Video: Presented in 2.4:1 with plenty of room to stretch on a 50GB disc, The Town isn’t perfect, but it comes impressively close; Boston has rarely looked more vibrant than it does in the exterior shots (which is saying something, since much of the film takes place in the seedier parts of the city), and details are highlighted with clean lines and rich, bright colors. Warners’ decision to stuff two complete versions of the movie onto one disc, rather than using seamless branching for viewers who want to watch the extended cut, is curious — but the picture really doesn’t suffer. Affleck is a stylish director, and The Town strikes a nice blend between more sedate, dialogue-driven scenes and pulse-pounding action, both of which are served well with the Blu-ray transfer.
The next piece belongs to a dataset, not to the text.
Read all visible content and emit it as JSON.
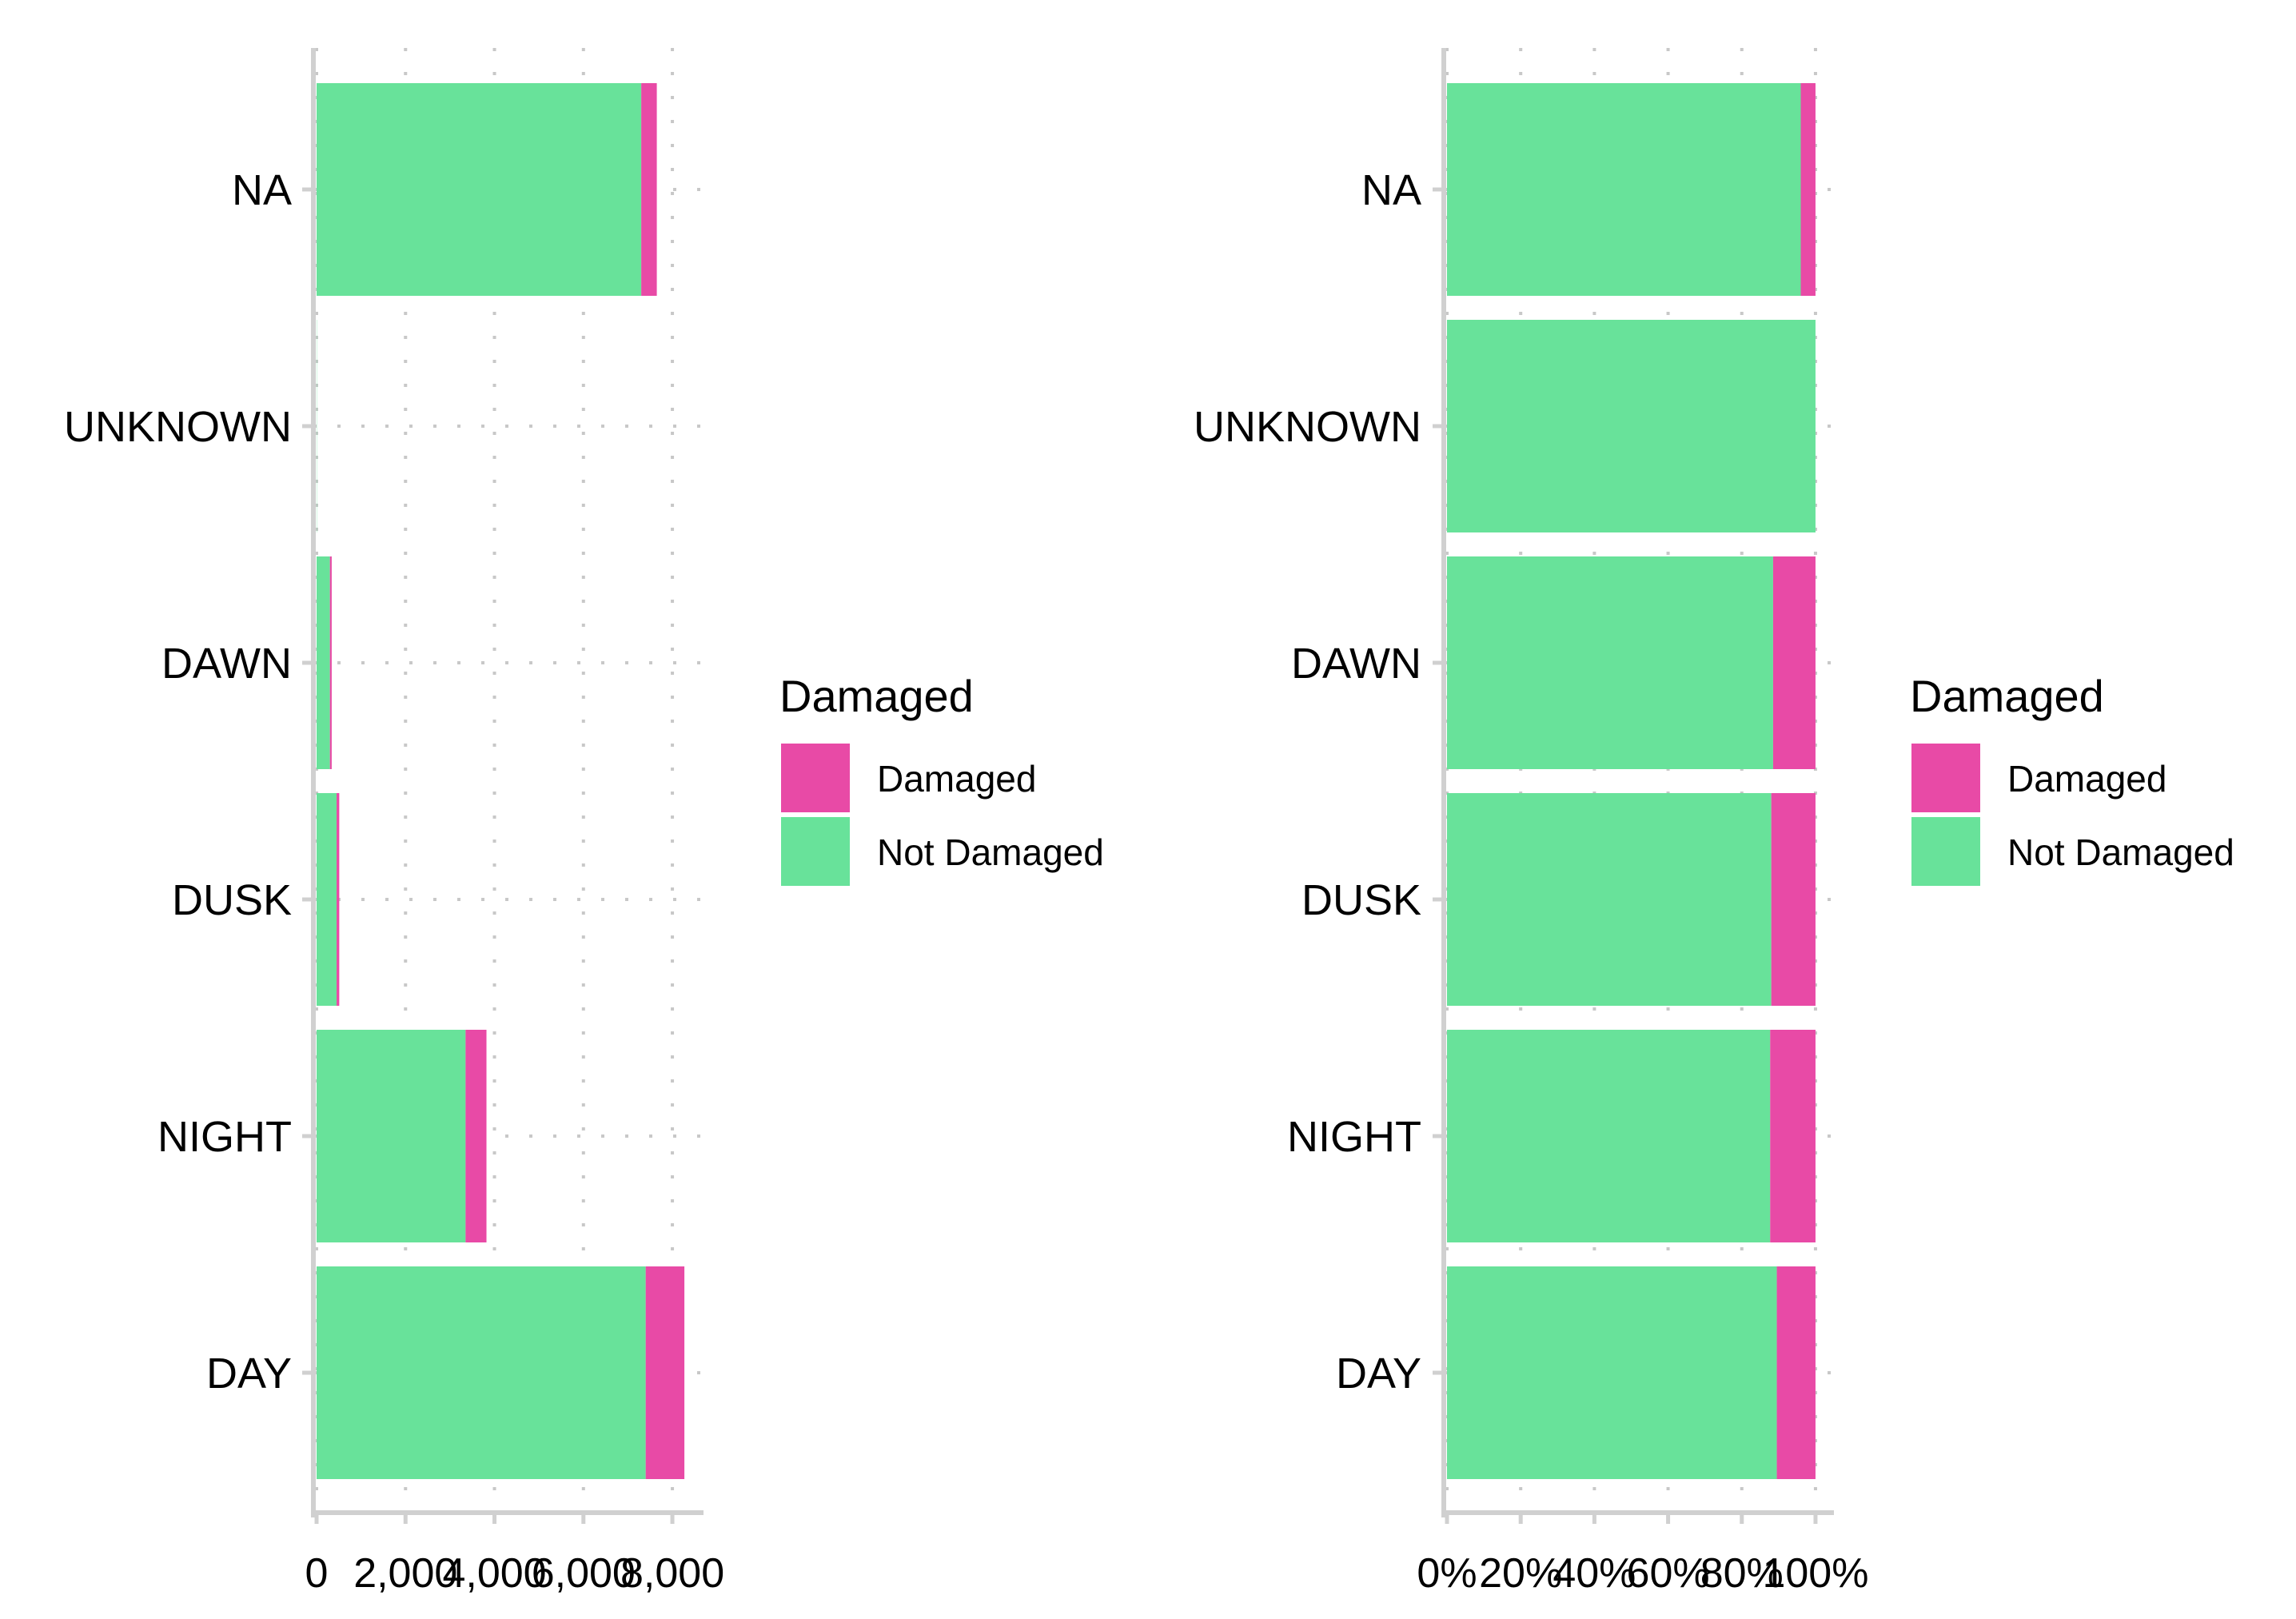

Audio: Like the video transfer, the 5.1 DTS-HD Master Audio track has to cover a pretty broad spectrum — and it also acquits itself admirably, with clearly audible dialogue and impressively expansive sound effects during the action scenes (particularly during the climactic shootout, which gives Heat a run for its money in the cops ‘n’ robbers A/V workout department).
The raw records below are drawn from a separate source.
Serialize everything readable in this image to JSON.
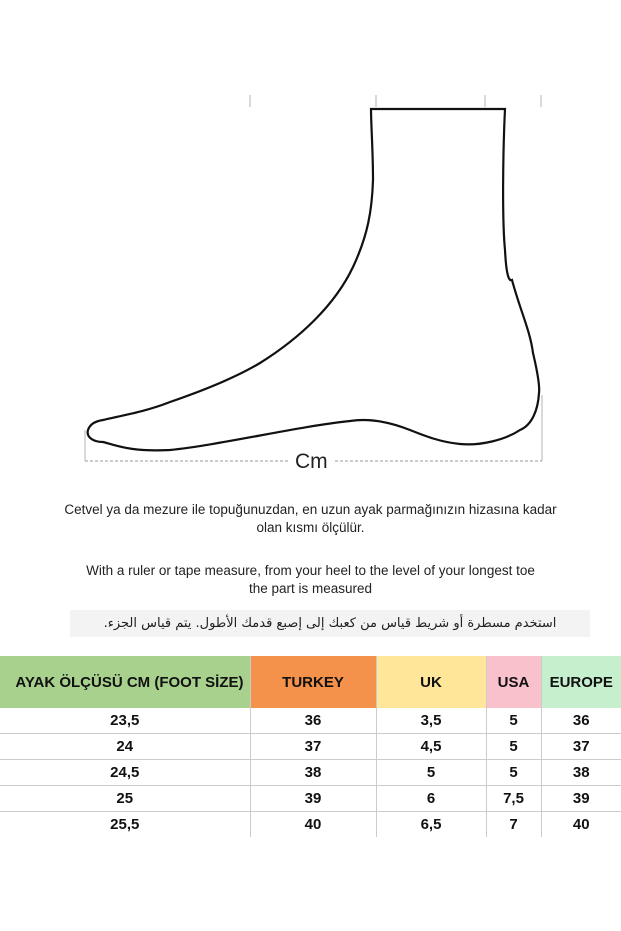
{
  "diagram": {
    "measure_label": "Cm"
  },
  "instructions": {
    "turkish": "Cetvel ya da mezure ile topuğunuzdan, en uzun ayak parmağınızın hizasına kadar olan kısmı ölçülür.",
    "english_line1": "With a ruler or tape measure, from your heel to the level of your longest toe",
    "english_line2": "the part is measured",
    "arabic": "استخدم مسطرة أو شريط قياس من كعبك إلى إصبع قدمك الأطول. يتم قياس الجزء."
  },
  "table": {
    "headers": [
      {
        "label": "AYAK ÖLÇÜSÜ CM (FOOT SİZE)",
        "color": "#a9d18e"
      },
      {
        "label": "TURKEY",
        "color": "#f4914a"
      },
      {
        "label": "UK",
        "color": "#ffe699"
      },
      {
        "label": "USA",
        "color": "#f8c1cc"
      },
      {
        "label": "EUROPE",
        "color": "#c6efce"
      }
    ],
    "rows": [
      [
        "23,5",
        "36",
        "3,5",
        "5",
        "36"
      ],
      [
        "24",
        "37",
        "4,5",
        "5",
        "37"
      ],
      [
        "24,5",
        "38",
        "5",
        "5",
        "38"
      ],
      [
        "25",
        "39",
        "6",
        "7,5",
        "39"
      ],
      [
        "25,5",
        "40",
        "6,5",
        "7",
        "40"
      ]
    ]
  }
}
Special Features: As with most Warners titles, The Town comes in a two-disc pack, offering viewers their choice of Blu-ray, DVD, or digital copy; the Blu-ray lets you choose between watching the theatrical (125 minutes) or the extended (153-minute) cut, with an entertaining (albeit rather stuffy) Affleck audio commentary for both versions of the film. The supplements are rounded out with a half-hour collection of featurettes, titled “Ben’s Boston,” that give you a look behind the scenes. Don’t expect to see anything amazing here — if you’ve ever watched one of these, you know they tend to be about as illuminating as a segment of Entertainment Tonight – but they’re well-done as far as these things go.
Bottom Line: The Town is a fine film, and it’s certainly nice to see Affleck moving away from the paycheck dreck that threatened to derail his career — but watching it, I couldn’t help but keep thinking about the old Chris Rock routine about people who brag about doing things they’re supposed to do. Yeah, Ben Affleck, you’ve given us an entertaining variation on the unbelievably tired robber-with-a-heart-of-gold heist flick. Whatchoo want, a cookie? As gripping as The Town can be — and it’s plenty gripping, especially when Jeremy Renner is on the screen — it evaporates as soon as the closing credits start to roll. You’ve seen this story before, and you’ve probably seen it told more skillfully; the movie comes alarmingly close to killing itself trying to get you to identify with Affleck’s character, right down to a scene with his love interest (played by a terrific Rebecca Hall) that threatens to approach “animal crackers in Armageddon” levels of clunky cheesiness.
All of which is to say that The Town is a solid heist flick, and one of the better mainstream action thrillers (or even dramas) to come out in 2010, but that all the critical praise and awards hype is more than a little overblown. Like Cyrus, Get Low, and a handful of others, this is a movie that does what it’s supposed to do, no more, no less. Temper your expectations accordingly, and don’t expect to find yourself thinking about these characters after they leave the screen.